Scientific reports 2015 ; 6: 28514.
Charoen P, Nitsch D, Engmann J, Shah T, White J, Zabaneh D, Jefferis B, Wannamethee G, Whincup P, Mulick Cassidy A, Gaunt T, Day I, McLachlan S, Price J, Kumari M, Kivimaki M, Brunner E, Langenberg C, Ben-Shlomo Y, Hingorani A, Whittaker J, Pablo Casas J, Dudbridge F, UCLEB Consortium
DOI : 10.1038/srep28514
PubMed ID : 27338949
PMCID : PMC4919785
URL : https://www.nature.com/articles/srep28514
Abstract
Impaired kidney function, as measured by reduced estimated glomerular filtration rate (eGFR), has been associated with increased risk of coronary heart disease (CHD) in observational studies, but it is unclear whether this association is causal or the result of confounding or reverse causation. In this study we applied Mendelian randomisation analysis using 17 genetic variants previously associated with eGFR to investigate the causal role of kidney function on CHD. We used 13,145 participants from the UCL-LSHTM-Edinburgh-Bristol (UCLEB) Consortium and 194,427 participants from the Coronary ARtery DIsease Genome-wide Replication and Meta-analysis plus Coronary Artery Disease (CARDIoGRAMplusC4D) consortium. We observed significant association of an unweighted gene score with CHD risk (odds ratio = 0.983 per additional eGFR-increasing allele, 95% CI = 0.970-0.996, p = 0.008).

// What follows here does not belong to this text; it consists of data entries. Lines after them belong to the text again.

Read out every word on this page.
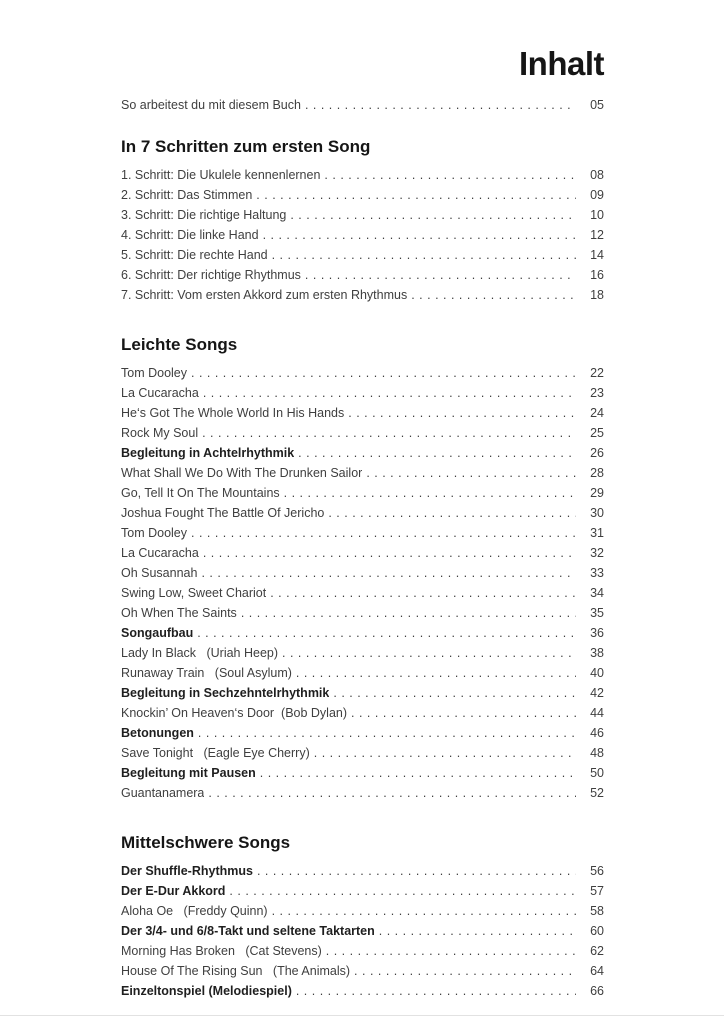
Inhalt
So arbeitest du mit diesem Buch . . .	05
In 7 Schritten zum ersten Song
1. Schritt: Die Ukulele kennenlernen . . .	08
2. Schritt: Das Stimmen . . .	09
3. Schritt: Die richtige Haltung . . .	10
4. Schritt: Die linke Hand . . .	12
5. Schritt: Die rechte Hand . . .	14
6. Schritt: Der richtige Rhythmus . . .	16
7. Schritt: Vom ersten Akkord zum ersten Rhythmus . . .	18
Leichte Songs
Tom Dooley . . .	22
La Cucaracha . . .	23
He‘s Got The Whole World In His Hands . . .	24
Rock My Soul . . .	25
Begleitung in Achtelrhythmik . . .	26
What Shall We Do With The Drunken Sailor . . .	28
Go, Tell It On The Mountains . . .	29
Joshua Fought The Battle Of Jericho . . .	30
Tom Dooley . . .	31
La Cucaracha . . .	32
Oh Susannah . . .	33
Swing Low, Sweet Chariot . . .	34
Oh When The Saints . . .	35
Songaufbau . . .	36
Lady In Black   (Uriah Heep) . . .	38
Runaway Train   (Soul Asylum) . . .	40
Begleitung in Sechzehntelrhythmik . . .	42
Knockin’ On Heaven‘s Door  (Bob Dylan) . . .	44
Betonungen . . .	46
Save Tonight   (Eagle Eye Cherry) . . .	48
Begleitung mit Pausen . . .	50
Guantanamera . . .	52
Mittelschwere Songs
Der Shuffle-Rhythmus . . .	56
Der E-Dur Akkord . . .	57
Aloha Oe   (Freddy Quinn) . . .	58
Der 3/4- und 6/8-Takt und seltene Taktarten . . .	60
Morning Has Broken   (Cat Stevens) . . .	62
House Of The Rising Sun   (The Animals) . . .	64
Einzeltonspiel (Melodiespiel) . . .	66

However, using weights calculated from UCLEB, the gene score was not associated with disease risk (p = 0.11). These conflicting results could be explained by a single SNP, rs653178, which was not associated with eGFR in the UCLEB sample, but has known pleiotropic effects that prevent us from drawing a causal conclusion. The observational association between low eGFR and increased CHD risk was not explained by potential confounders, and there was no evidence of reverse causation, therefore leaving the remaining unexplained association as an open question.